Eles, os homens, adoram uma brincadeira depois que bebem, elas comentavam. Eles dizem uma mulher nua é adorável, e vocês encantam, apesar de tudo.
Apesar de quê?, ela agora se perguntava, pois não era mulher como as outras,
como as atrizes dos filmes, da TV? Uma mulher bonita jamais fica em
dificuldades, sempre haverá quem lhe estenda um manto bem cortado, um vestido
de desfile, e gostará de vê-la passear destemida. Arlete sabia que não é bom mostrar-se por inteira. Existe um jeito de disfarçar algo que poderia tornar-se
demais. Ereta, a bolsa, a sandália, tudo em harmonia. E já eram duas e quinze
da madrugada. Quem iria levá-la? Não se preocupe, dissera ele, tudo está
combinado em todos os detalhes. Mas não existe chance de algo dar errado?, ela
perguntara. Você quer que algo dê errado?, respondera ele com outra pergunta.
Não sei se a pessoa que vai parar e se aproximar será a do combinado, ela
temia. Não é sua função levantar essas questões, você ganhou para isso, está
lucrando, portanto cumpra o seu papel, a voz do homem soara uma ordem. Ela nada
mais dissera. O homem a conduzira de automóvel até a confluência das duas ruas e a fizera
saltar. Já passavam vinte minutos. Maria Rita. Ela, Arlete, lembrou-se de Maria
Rita. Maria Rita nada temia, gostava mesmo era de dinheiro. Caso o depósito
estivesse na conta, cumpria aquilo para que fora contratada. E boca fechada.
Existe um jeitinho, um disfarce, algo que é do seu próprio corpo, ela, Maria
Rita, afirmara, ninguém nota, e as mulheres adoram andar nuas, ainda acrescentara.
Nunca nada de mal lhe acontecera, nem no dia que fora descoberta com aquele
tecido vazado, que se usa em meias arrastão, tecido que lhe contornava o corpo inteiro, pernas,
tronco, braços e pescoço, tudo traçado pela renda preta transparente.
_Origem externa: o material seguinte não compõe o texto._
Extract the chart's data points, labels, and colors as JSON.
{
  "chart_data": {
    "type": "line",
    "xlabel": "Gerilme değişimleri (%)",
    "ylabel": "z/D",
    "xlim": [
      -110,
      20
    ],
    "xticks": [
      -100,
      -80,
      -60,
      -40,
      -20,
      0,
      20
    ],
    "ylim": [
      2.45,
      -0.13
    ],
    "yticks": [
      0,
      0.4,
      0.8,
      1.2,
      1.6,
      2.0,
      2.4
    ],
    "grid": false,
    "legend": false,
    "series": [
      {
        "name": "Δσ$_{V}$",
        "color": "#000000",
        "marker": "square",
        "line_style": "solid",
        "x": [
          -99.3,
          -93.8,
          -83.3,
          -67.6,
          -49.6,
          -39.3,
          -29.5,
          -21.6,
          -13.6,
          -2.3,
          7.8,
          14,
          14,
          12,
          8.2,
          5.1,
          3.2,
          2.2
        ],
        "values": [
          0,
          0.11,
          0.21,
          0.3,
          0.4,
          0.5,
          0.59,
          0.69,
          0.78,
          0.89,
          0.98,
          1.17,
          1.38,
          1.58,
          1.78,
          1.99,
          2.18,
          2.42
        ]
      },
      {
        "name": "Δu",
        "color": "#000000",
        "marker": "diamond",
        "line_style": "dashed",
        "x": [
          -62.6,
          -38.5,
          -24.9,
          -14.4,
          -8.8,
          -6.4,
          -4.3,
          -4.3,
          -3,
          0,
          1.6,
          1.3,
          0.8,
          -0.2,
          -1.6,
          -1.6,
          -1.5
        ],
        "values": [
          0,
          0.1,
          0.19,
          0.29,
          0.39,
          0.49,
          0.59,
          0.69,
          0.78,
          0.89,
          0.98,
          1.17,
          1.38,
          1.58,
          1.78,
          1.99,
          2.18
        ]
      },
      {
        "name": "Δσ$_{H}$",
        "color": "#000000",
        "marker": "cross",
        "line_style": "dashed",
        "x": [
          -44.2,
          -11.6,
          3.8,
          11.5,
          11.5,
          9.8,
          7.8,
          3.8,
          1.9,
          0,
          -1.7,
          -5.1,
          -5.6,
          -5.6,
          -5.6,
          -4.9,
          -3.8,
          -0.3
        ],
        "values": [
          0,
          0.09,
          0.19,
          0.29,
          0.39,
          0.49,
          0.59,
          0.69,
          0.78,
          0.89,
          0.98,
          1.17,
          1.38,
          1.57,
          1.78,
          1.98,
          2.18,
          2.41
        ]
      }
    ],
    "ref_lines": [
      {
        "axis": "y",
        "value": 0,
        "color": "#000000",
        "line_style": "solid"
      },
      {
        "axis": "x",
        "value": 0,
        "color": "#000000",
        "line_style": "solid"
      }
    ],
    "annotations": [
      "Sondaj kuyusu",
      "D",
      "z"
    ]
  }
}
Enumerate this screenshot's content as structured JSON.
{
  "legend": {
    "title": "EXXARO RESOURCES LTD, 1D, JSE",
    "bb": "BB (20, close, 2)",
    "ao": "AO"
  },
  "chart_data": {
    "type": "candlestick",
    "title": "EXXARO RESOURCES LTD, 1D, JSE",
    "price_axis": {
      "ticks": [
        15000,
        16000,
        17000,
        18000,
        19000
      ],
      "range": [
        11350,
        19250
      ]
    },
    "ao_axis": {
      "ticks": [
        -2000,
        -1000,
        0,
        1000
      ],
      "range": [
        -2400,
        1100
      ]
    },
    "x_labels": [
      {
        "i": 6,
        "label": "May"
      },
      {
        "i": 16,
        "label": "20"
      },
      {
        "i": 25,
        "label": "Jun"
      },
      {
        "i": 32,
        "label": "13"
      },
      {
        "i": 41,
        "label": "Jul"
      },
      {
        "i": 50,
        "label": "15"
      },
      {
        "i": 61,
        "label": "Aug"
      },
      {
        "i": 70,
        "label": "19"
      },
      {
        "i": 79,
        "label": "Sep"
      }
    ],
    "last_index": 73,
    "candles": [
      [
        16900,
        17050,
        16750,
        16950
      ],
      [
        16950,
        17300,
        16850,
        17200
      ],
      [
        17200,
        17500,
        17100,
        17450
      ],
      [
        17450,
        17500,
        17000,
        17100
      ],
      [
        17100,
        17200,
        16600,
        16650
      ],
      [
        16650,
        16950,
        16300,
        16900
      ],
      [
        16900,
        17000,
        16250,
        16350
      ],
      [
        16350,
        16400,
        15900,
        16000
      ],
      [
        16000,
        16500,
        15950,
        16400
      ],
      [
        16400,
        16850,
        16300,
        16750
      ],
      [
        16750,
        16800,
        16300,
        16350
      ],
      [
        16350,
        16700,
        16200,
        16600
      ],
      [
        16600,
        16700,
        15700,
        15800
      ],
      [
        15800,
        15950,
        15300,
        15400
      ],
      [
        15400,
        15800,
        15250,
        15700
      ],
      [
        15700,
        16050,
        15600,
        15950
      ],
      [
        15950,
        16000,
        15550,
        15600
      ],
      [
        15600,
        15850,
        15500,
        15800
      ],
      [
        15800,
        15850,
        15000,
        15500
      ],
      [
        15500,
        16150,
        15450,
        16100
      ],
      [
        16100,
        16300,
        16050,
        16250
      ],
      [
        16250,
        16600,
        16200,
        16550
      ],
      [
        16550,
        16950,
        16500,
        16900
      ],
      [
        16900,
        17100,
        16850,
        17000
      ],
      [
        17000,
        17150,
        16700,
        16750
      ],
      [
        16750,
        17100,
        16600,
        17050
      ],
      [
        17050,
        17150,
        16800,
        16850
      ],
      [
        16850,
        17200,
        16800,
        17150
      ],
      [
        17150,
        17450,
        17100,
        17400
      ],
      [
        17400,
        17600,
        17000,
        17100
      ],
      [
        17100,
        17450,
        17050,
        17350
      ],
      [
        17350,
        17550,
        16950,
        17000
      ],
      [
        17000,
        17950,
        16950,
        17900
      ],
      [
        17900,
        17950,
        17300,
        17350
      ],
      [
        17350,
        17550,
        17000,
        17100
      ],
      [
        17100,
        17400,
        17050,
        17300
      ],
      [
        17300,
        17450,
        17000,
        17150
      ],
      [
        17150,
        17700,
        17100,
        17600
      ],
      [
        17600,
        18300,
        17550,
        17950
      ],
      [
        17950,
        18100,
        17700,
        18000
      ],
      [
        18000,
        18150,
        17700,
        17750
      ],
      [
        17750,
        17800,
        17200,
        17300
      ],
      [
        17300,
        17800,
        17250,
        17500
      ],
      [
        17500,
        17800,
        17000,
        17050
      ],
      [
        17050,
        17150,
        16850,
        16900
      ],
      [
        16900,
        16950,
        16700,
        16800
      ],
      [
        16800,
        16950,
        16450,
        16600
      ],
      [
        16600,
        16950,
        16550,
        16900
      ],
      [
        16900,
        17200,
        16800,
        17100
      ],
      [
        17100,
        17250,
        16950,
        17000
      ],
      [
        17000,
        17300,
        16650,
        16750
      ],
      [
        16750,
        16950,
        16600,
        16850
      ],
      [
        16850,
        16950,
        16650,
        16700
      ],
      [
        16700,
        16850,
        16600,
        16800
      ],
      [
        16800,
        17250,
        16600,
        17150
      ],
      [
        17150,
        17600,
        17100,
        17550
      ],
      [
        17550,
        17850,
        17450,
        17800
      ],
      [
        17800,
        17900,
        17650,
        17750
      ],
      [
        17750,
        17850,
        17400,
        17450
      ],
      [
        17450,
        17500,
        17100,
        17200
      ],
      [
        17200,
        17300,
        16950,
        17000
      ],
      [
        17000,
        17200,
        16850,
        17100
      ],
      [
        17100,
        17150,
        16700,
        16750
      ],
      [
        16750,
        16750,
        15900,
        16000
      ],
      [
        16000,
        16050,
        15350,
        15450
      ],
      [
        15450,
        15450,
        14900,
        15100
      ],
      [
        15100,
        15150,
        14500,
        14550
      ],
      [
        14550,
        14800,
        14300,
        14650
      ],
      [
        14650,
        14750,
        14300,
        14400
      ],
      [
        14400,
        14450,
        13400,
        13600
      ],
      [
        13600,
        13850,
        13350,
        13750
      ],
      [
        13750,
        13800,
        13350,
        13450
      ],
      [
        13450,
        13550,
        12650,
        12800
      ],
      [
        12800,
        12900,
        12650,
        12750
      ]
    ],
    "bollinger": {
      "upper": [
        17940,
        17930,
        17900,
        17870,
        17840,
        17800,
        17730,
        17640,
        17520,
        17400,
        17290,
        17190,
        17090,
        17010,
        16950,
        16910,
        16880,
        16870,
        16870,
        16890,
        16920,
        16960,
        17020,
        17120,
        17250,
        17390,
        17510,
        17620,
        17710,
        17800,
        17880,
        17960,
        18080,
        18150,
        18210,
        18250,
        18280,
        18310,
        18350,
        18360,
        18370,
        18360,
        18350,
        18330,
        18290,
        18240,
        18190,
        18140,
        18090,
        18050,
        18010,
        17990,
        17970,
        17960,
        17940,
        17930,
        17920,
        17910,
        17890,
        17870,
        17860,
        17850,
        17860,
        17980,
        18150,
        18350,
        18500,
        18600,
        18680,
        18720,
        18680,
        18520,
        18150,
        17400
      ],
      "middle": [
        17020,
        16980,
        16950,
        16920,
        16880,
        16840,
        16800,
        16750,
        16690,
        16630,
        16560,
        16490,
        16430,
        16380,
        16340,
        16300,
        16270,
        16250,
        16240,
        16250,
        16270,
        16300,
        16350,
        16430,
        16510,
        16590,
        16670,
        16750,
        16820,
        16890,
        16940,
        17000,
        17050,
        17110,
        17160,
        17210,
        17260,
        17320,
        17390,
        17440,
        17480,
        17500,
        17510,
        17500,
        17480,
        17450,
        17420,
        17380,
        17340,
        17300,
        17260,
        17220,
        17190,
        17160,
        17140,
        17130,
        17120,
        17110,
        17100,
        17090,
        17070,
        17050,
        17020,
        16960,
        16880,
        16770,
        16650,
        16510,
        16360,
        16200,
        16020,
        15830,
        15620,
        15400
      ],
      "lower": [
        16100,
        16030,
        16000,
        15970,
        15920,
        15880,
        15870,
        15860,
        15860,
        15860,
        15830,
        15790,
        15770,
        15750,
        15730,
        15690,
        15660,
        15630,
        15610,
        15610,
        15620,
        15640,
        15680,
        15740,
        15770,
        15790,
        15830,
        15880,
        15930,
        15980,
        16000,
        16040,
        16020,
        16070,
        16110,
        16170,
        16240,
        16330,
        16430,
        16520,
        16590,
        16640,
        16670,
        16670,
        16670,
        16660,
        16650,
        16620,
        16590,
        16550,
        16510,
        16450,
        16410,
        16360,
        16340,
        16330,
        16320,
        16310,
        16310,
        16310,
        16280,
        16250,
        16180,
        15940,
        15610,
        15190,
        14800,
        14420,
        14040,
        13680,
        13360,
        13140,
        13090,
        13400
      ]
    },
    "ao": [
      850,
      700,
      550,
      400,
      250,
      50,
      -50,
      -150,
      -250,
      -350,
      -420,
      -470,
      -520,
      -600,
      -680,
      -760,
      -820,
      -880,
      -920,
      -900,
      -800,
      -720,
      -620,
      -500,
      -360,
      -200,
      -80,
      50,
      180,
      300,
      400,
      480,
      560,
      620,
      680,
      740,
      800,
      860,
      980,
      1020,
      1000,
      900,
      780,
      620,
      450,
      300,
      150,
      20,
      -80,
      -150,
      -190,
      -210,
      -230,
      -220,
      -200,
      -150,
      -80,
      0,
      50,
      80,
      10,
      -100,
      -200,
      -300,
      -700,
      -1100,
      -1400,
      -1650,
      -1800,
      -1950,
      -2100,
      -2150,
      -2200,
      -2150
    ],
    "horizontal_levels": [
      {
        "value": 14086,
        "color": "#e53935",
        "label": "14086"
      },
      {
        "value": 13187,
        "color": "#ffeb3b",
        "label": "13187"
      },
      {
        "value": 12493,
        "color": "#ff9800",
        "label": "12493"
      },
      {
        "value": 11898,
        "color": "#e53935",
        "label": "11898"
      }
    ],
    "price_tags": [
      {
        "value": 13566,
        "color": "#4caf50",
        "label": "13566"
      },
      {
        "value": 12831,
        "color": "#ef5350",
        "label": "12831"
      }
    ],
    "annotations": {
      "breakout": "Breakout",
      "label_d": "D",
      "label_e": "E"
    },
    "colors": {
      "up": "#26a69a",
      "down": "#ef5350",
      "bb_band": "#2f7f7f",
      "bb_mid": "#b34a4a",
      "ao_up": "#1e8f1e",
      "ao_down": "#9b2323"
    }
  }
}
Maria Rita nada
comentou, apenas contabilizou o ganho e dormiu tranquila, sabia que tudo se
resolveria. Mas Arlete não era Maria Rita, e alguma preocupação não lhe deixava
sossegada. Até que veio o táxi, parou e piscou os faróis. Por que não se aproximava?,
bastaria abrir a porta e entrar. Ter que caminhar mais vinte metros... Ou o
motorista queria vê-la desfilar. Isso, devia gostar de ver uma mulher
desfilando. E tanto mais nua! Será que tinha certeza de que ela era uma mulher
mesmo? Há muitas pessoas fofoqueiras por aí. De vestido, diria que apontava, o
corte, uma inovação. Mas só a pele e tudo por um triz, ainda tendo de fazer
movimentos... Ah, outra coisa, não podia transpirar. A transpiração colocaria
tudo a perder. O líquido que serve como adesivo é do próprio corpo, um segredo
que Maria Rita lhe revelara. Mas o líquido não pode entrar em conflito com outras
secreções. Ainda havia aquela história do namorado que esfregou um creme ao redor das duas coxas de Arlete. Esse creme vai lhe provocar, e muito. E provocou, provocou
uma... Não, isso não, mas neutralizou o adesivo por boas doze horas. Amanhã
tenho um desfile, Arlete pensou, nada de cremes, tenho que estar perfeita, as
impropriedades bem escondidas, ou disfarçadas, como sempre. Por que os homens gostam de nos colocar em perigo?, falou a si quando percebeu cintilâncias.
Estrelas também tremeluzem abaixo das nuvens. Correu e entrou no táxi. Após
sentar-se, sentiu umidade no acento. O creme? Arlete suspirou pela renda arrastão de Maria Rita.